- This topic has 0 replies, 1 voice, and was last updated 4 years, 10 months ago by Anonymous.
- March 8, 2016 at 12:20 am#38772AnonymousInactive
First off, I have to thank Carol for teaching me about this as it has just saved me for the second time. H.ungry A.ngry L.onely T.ired are triggers that cause a relapse and was Carol ever right.
I got in a small argument with my wife and stormed off in the car to cool down. My first thoughts were to stop at the nearest bar and toss back a couple. I just knew I couldn’t let MYSELF down. As I have stated before, we need to think selfishly about our addiction. If it doesn’t matter to ourselves, it doesn’t matter to anyone.

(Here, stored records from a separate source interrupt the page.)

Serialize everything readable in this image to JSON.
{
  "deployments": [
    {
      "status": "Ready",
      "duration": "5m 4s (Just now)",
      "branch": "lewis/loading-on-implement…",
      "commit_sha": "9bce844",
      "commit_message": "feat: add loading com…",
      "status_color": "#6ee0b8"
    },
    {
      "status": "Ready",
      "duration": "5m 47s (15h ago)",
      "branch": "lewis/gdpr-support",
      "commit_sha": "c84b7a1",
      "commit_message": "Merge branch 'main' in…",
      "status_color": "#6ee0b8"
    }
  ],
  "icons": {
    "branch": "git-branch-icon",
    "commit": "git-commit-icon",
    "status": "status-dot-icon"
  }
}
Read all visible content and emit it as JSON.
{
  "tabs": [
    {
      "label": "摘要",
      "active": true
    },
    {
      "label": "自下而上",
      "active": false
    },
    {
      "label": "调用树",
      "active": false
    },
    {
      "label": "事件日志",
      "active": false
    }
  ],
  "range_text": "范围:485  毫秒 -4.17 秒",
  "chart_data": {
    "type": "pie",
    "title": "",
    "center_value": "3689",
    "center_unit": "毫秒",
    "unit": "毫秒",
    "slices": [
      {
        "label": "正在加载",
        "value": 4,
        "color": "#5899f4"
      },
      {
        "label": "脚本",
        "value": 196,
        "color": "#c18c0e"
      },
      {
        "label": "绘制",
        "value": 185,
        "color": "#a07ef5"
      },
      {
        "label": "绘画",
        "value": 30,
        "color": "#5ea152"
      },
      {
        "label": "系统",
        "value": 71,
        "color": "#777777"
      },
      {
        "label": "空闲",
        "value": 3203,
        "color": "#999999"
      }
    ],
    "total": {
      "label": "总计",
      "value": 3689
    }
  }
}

I thought about what could be triggering, yes of course anger and also I was feeling hungry so I had two triggers at work. I decided to drive thru for burgers, I don’t eat them much anymore and while they tasted ok they really were kinda gross. I had to take some tums when I got home lol, funny thought, I don’t think grilled chicken would have helped me.
The burgers satisfied me and I drove on still thinking about the bar but I was now less inclined to actually stop for a beer. By the time I neared home I felt less angry, no longer hungry and calmer. I kissed and made up with my wife and thanked my lucky stars that I didn’t succumb to my cravings and triggers.